Im Trainerbereich hat der Deutsche Skiverband im Bereich Biathlon über einige Änderungen informiert. Mit Sandra Flunger wurde eine neue Cheftrainerin bei den Damen der höchsten Leistungsgruppe (LG 1 A) präsentiert (wir berichteten). Sie folgt auf Kristian Mehringer, der nach acht Jahren in eine andere Position beim Deutschen Skiverband wechselt (Näheres dazu unten). Denny Andritzke, der zuvor Stützpunkttrainer in Oberhof war, wird Flungers Assistent. Tobias Reiter folgte im Februar 2025 auf Uros Velepec. Er bleibt Cheftrainer bei den Herren der LG 1 A und mit ihm der ehemalige Langläufer Jens Filbrich (47) als Co-Trainer.

Andreas Stitzl zurück, Kellerer bleibt

Andreas Stitzl (GER) © DSV

Die Leistungsgruppe unter der Nationalmannschaft, die LG 1 B, wird bei den Damen künftig von Andreas Stitzl geleitet.

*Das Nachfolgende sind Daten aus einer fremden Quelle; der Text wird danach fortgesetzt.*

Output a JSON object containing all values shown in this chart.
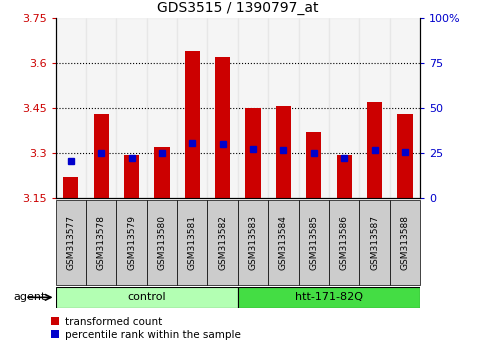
{
  "title": "GDS3515 / 1390797_at",
  "samples": [
    "GSM313577",
    "GSM313578",
    "GSM313579",
    "GSM313580",
    "GSM313581",
    "GSM313582",
    "GSM313583",
    "GSM313584",
    "GSM313585",
    "GSM313586",
    "GSM313587",
    "GSM313588"
  ],
  "red_values": [
    3.22,
    3.43,
    3.295,
    3.32,
    3.64,
    3.62,
    3.45,
    3.455,
    3.37,
    3.295,
    3.47,
    3.43
  ],
  "blue_values": [
    3.275,
    3.3,
    3.285,
    3.3,
    3.335,
    3.33,
    3.315,
    3.31,
    3.3,
    3.285,
    3.31,
    3.305
  ],
  "ymin": 3.15,
  "ymax": 3.75,
  "yticks": [
    3.15,
    3.3,
    3.45,
    3.6,
    3.75
  ],
  "ytick_labels": [
    "3.15",
    "3.3",
    "3.45",
    "3.6",
    "3.75"
  ],
  "right_ytick_labels": [
    "0",
    "25",
    "50",
    "75",
    "100%"
  ],
  "grid_values": [
    3.3,
    3.45,
    3.6
  ],
  "groups": [
    {
      "label": "control",
      "start": 0,
      "end": 6,
      "color": "#b3ffb3"
    },
    {
      "label": "htt-171-82Q",
      "start": 6,
      "end": 12,
      "color": "#44dd44"
    }
  ],
  "agent_label": "agent",
  "bar_color": "#cc0000",
  "blue_color": "#0000cc",
  "bar_width": 0.5,
  "title_fontsize": 10,
  "left_tick_color": "#cc0000",
  "right_tick_color": "#0000cc",
  "background_color": "#ffffff",
  "tick_bg_color": "#cccccc",
  "legend_red_label": "transformed count",
  "legend_blue_label": "percentile rank within the sample"
}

Der Oberbayer war von 2014 bis 2018 bereits als Co-Trainer unter Chefcoach Mark Kirchner beim DSV. 2017 wurde Stitzl wegen eines begründeten Verdachts der Reichsbürgerszene anzugehören sein Waffenerlaubnisschein entzogen, das Biathlongewehr musste er dabei ebenfalls abgeben. Die Klage dagegen blieb erfolglos, ein Berufungsverfahren wurde abgelehnt. Andreas Stitzl hat die Vorwürfe stets bestritten. Er distanzierte sich ausdrücklich von der Reichsbürger-Szene und dem Rechtsradikalismus. Seit 2020 ist Stitzl zurück, erst am Stützpunkt in Ruhpolding und zur Saison 2022/23 beim Deutschen Skiverband, nachdem er zuvor vier Jahre als Lauftrainer im Nachwuchsbereich agierte. Stitzl ist schon aus seiner Biathlon-Weltcup-Zeit bekannt als engagierter Trainer und Motivator an der Strecke. Bei der so genannten IBU-Cup-Mannschaft der Damen folgt er auf Andreas Birnbacher, der innerhalb des Deutschen Skiverbands wechselte. Er übernimmt einen Posten in der Datenanalyse. „Ich werde sämtliche Daten der Sportler auswerten und Profile zum Beispiel in Sachen Gesundheit et cetera erstellen. Es reizt mich sehr, in diesem Bereich steckt sehr viel Potenzial, auch im Hinblick auf KI“. Offensichtlich war der Wechsel Birnbachers eigener Wunsch, der zwischenzeitlich sein Sportstudium zum Diplomtrainer abgeschlossen hat. „Ich habe dem DSV bereits Ende Dezember mitgeteilt, dass ich diesen neuen Posten gerne haben würde,“ so der Schlechinger in der PNP und weiter: „Für mich ist jetzt der richtige Zeitpunkt gekommen, einen neuen Weg einzuschlagen, um bewusst eine Außenperspektive einzunehmen und Energie für meine Weiterentwicklung zu gewinnen.“ Die Herren der LG 1 B sind weiterhin Niklas Kellerer unterstellt, der in dieser Position in die zweite Saison geht.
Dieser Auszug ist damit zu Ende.